Between the period of 1982 and 1988, Seckel started a very close relationship with the well-known physicist and Nobel Prize winner Richard Feynman and his close circle of friends. Seckel and Feynman would spend many hours together, so much so that his secretary actually complained that he was spending too much time with Seckel. Many of their adventures together can be found on line at the Feynman on-line web site. Seckel developed an enormous box of mental tools from their close interaction. It was singly the greatest intellectual period inspiration of his life. At the same time, Seckel developed a close relationship with Feynman's close collegue and rival Murray Gell-Mann. There were many times, when Seckel had to mediate between the two, as the personalities were so different and sometimes even explosive. Among the other people Seckel has had a close inspirational relationship were Francis Crick (co-discoverer of the structure of DNA), Max Perutz (winner of the 1962 Nobel Prize for determining the structure of a protein molecule), Marvin Minsky (father of Artificial Intelligence), Christof Koch (who studies consciousness at Caltech), Richard Gregory (author of numerous books on the brain), Martin Gardner (author and former mathematical games columnist for Scientific American) and Paul MacCready, the engineer of the century.

Other Activities

Seckel has always had a keen passion for making the world a better place, although his primary interest has been in education, especially in developing ways for people to learn how to think rather than what to think. In this regard, he works quietly behind the scenes promoting educational ideals. In addition, Seckel has been very active in developing tools to eradicate poverty in Africa with Kickstart by enabling people to generate an income, thereby building up a middle class, in impoverished societies. Seckel strongly believes that high tech answers and hand-outs are not the answer, when low-tech methods can supply basic fundamental needs without robbing individuals of their dignity.
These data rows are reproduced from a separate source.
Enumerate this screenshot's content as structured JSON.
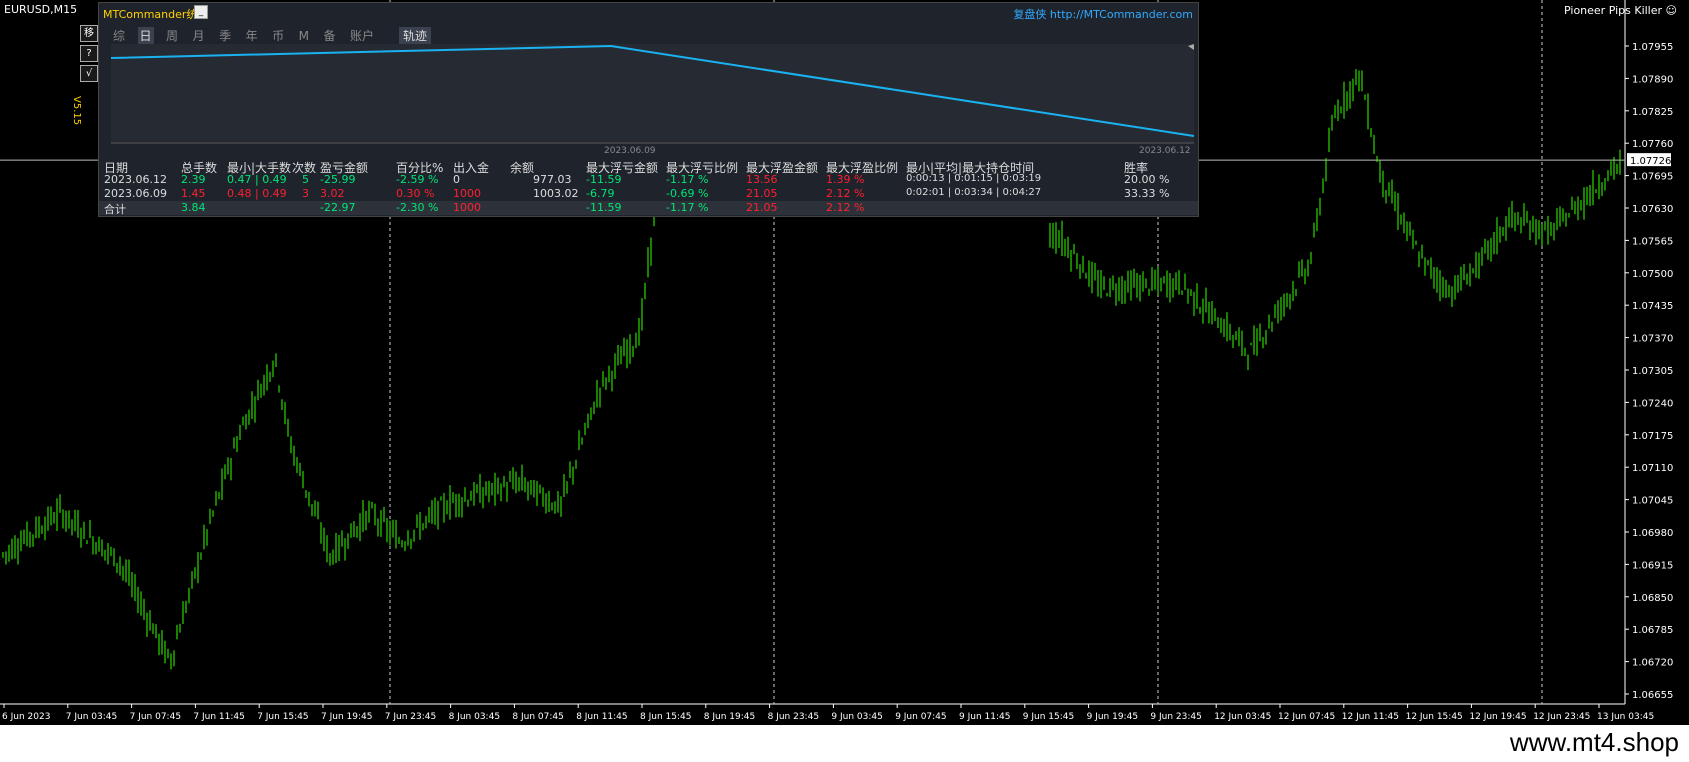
{
  "window": {
    "symbol": "EURUSD,M15",
    "ea_name": "Pioneer Pips Killer ☺",
    "version": "V5.15"
  },
  "side_buttons": [
    "移",
    "?",
    "√"
  ],
  "panel": {
    "title": "MTCommander统计",
    "link": "复盘侠 http://MTCommander.com",
    "tabs": [
      "综",
      "日",
      "周",
      "月",
      "季",
      "年",
      "币",
      "M",
      "备",
      "账户"
    ],
    "active_tab": "日",
    "track_label": "轨迹",
    "curve_dates": [
      "2023.06.09",
      "2023.06.12"
    ],
    "headers": [
      "日期",
      "总手数",
      "最小|大手数",
      "次数",
      "盈亏金额",
      "百分比%",
      "出入金",
      "余额",
      "最大浮亏金额",
      "最大浮亏比例",
      "最大浮盈金额",
      "最大浮盈比例",
      "最小|平均|最大持仓时间",
      "胜率"
    ],
    "rows": [
      [
        "2023.06.12",
        "2.39",
        "0.47 | 0.49",
        "5",
        "-25.99",
        "-2.59 %",
        "0",
        "977.03",
        "-11.59",
        "-1.17 %",
        "13.56",
        "1.39 %",
        "0:00:13 | 0:01:15 | 0:03:19",
        "20.00 %"
      ],
      [
        "2023.06.09",
        "1.45",
        "0.48 | 0.49",
        "3",
        "3.02",
        "0.30 %",
        "1000",
        "1003.02",
        "-6.79",
        "-0.69 %",
        "21.05",
        "2.12 %",
        "0:02:01 | 0:03:34 | 0:04:27",
        "33.33 %"
      ]
    ],
    "total": [
      "合计",
      "3.84",
      "",
      "",
      "-22.97",
      "-2.30 %",
      "1000",
      "",
      "-11.59",
      "-1.17 %",
      "21.05",
      "2.12 %",
      "",
      ""
    ]
  },
  "colors": {
    "candle": "#33ff00",
    "equity_curve": "#1ab2f0",
    "positive": "#00e676",
    "negative": "#ff2030",
    "axis": "#ffffff"
  },
  "price_axis": {
    "levels": [
      "1.07955",
      "1.07890",
      "1.07825",
      "1.07760",
      "1.07695",
      "1.07630",
      "1.07565",
      "1.07500",
      "1.07435",
      "1.07370",
      "1.07305",
      "1.07240",
      "1.07175",
      "1.07110",
      "1.07045",
      "1.06980",
      "1.06915",
      "1.06850",
      "1.06785",
      "1.06720",
      "1.06655"
    ],
    "current": "1.07726"
  },
  "time_axis": [
    "6 Jun 2023",
    "7 Jun 03:45",
    "7 Jun 07:45",
    "7 Jun 11:45",
    "7 Jun 15:45",
    "7 Jun 19:45",
    "7 Jun 23:45",
    "8 Jun 03:45",
    "8 Jun 07:45",
    "8 Jun 11:45",
    "8 Jun 15:45",
    "8 Jun 19:45",
    "8 Jun 23:45",
    "9 Jun 03:45",
    "9 Jun 07:45",
    "9 Jun 11:45",
    "9 Jun 15:45",
    "9 Jun 19:45",
    "9 Jun 23:45",
    "12 Jun 03:45",
    "12 Jun 07:45",
    "12 Jun 11:45",
    "12 Jun 15:45",
    "12 Jun 19:45",
    "12 Jun 23:45",
    "13 Jun 03:45"
  ],
  "watermark": "www.mt4.shop"
}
Seckel has also been involved in issues related to global climate change, and raising people's consciousness in this important area, by calling for solutions, not just ringing a dispair alarm bell.
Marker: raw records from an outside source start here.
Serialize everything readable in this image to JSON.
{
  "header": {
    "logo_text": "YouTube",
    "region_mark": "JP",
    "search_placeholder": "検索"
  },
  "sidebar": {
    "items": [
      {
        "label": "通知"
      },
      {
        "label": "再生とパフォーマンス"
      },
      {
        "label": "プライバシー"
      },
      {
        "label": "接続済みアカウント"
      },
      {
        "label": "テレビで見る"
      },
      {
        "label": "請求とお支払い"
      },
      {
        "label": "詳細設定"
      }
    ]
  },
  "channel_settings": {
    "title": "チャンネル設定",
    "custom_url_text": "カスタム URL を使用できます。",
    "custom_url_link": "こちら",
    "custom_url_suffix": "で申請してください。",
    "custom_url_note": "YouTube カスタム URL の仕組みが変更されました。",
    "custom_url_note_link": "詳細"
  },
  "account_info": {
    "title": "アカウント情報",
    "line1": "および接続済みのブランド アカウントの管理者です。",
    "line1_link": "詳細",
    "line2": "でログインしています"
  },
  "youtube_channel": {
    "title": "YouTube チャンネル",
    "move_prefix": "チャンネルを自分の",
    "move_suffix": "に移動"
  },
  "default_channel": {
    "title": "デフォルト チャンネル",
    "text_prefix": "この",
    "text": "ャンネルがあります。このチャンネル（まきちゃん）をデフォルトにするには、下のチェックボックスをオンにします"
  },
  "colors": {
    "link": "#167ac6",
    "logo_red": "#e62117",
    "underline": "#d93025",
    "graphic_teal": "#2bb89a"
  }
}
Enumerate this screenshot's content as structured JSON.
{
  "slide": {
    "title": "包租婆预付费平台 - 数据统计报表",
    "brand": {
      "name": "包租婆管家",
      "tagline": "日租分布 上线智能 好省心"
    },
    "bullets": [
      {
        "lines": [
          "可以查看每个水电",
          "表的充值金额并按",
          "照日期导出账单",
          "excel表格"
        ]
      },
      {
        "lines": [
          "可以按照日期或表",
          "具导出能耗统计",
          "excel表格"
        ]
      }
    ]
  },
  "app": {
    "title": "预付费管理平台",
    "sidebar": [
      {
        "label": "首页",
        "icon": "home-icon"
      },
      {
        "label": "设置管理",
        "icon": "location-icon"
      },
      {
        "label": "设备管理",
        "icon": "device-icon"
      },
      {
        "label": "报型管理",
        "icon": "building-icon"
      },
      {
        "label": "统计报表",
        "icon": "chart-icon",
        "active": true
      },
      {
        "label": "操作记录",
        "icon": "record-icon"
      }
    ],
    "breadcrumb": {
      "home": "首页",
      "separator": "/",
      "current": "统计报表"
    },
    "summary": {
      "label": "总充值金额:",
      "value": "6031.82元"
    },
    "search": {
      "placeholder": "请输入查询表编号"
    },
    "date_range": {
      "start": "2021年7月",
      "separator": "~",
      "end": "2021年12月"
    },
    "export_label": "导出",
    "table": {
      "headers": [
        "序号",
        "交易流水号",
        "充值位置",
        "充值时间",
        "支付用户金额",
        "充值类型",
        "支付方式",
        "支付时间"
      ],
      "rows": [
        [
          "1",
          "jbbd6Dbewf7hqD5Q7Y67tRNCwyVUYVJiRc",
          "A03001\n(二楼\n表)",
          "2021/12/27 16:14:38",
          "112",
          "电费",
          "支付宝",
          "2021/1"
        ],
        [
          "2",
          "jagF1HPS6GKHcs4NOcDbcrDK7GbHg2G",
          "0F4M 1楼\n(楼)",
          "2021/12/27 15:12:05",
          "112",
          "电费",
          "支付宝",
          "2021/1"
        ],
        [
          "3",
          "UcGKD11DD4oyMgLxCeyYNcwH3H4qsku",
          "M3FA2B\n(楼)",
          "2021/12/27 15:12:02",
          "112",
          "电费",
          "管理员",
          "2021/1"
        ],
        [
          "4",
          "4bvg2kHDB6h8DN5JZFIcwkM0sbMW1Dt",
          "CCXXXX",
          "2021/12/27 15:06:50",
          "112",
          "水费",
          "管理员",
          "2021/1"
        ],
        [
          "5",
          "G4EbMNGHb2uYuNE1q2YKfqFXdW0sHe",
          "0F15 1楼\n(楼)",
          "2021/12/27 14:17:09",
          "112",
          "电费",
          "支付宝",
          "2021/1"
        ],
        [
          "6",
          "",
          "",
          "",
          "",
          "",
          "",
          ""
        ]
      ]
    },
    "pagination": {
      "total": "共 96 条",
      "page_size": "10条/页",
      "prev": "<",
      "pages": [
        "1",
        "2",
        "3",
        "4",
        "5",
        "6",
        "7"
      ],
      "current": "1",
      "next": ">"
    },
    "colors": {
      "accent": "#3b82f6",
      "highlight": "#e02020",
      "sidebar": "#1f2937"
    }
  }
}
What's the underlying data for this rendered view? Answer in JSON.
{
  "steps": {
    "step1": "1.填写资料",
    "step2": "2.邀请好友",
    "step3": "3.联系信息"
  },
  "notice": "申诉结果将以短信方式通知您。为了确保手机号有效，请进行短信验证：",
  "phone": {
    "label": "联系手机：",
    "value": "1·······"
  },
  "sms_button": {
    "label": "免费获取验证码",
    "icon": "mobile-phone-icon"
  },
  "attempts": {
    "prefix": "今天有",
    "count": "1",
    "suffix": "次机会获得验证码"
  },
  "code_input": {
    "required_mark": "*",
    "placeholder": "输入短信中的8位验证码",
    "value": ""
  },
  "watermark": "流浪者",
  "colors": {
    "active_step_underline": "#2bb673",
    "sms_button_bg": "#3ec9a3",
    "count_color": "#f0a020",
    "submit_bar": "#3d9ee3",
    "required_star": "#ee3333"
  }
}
Seckel is active in preserving our intellectual heritage. In this regard, he was instrumental in putting together a historic archive of seminal papers from the founders of molecular biology, including, but not limited to the archives of Rosalind Franklin, Raymond Gosling, Max Perutz, Max Delbruck, Aaron Klug, Rolin Hotchkiss, Francis Crick, Sven Furberg, and Don Caspar. These papers were preserved for scholarly access and now can be found at the Craig Ventor Institute. These papers were instrumental in reconstructing various issues of the greatest intellectual achievement of the 20th century, the discovery of the structure of DNA and the working out of the genetic code. Many of these papers, and Seckel's help, were instrumental and acknowledged in Brenda Maddox's seminal biography Rosland Franklin: The Dark Lady of DNA. He has similarly helped preserve the archives for institutional use of Murray Gell-Mann, Paul MacCready, Freeman Dyson, and Will Provine.

Organizations

Seckel is a member of the Edge, which is an international think tank of some of the world's most prominent writers, achievers, and intellectuals. Seckel is on the nominating board for the MacArthur Fellowship ("Genius") awards Seckel has been a member of the American Academy of Achievement. He is a principle organizer of the Conference for Martin Gardner He has been a consultant for TED (Technology, Entertainment, and Design Conference) He is a consultant for many high profile groups and awards. He used to be a Research Fellow at the California Institute of Technology, but ended that tenure in 2005 to concentrate on his business and philanthropic endeavors.


Family

He has one daughter Elizabeth, born in 1987. His father is an accomplished artist and his mother (Ruth Schonthal) is a world famous classical composer. He has two older brothers. He was born in New Rochelle, NY. and now resides in Malibu, CA.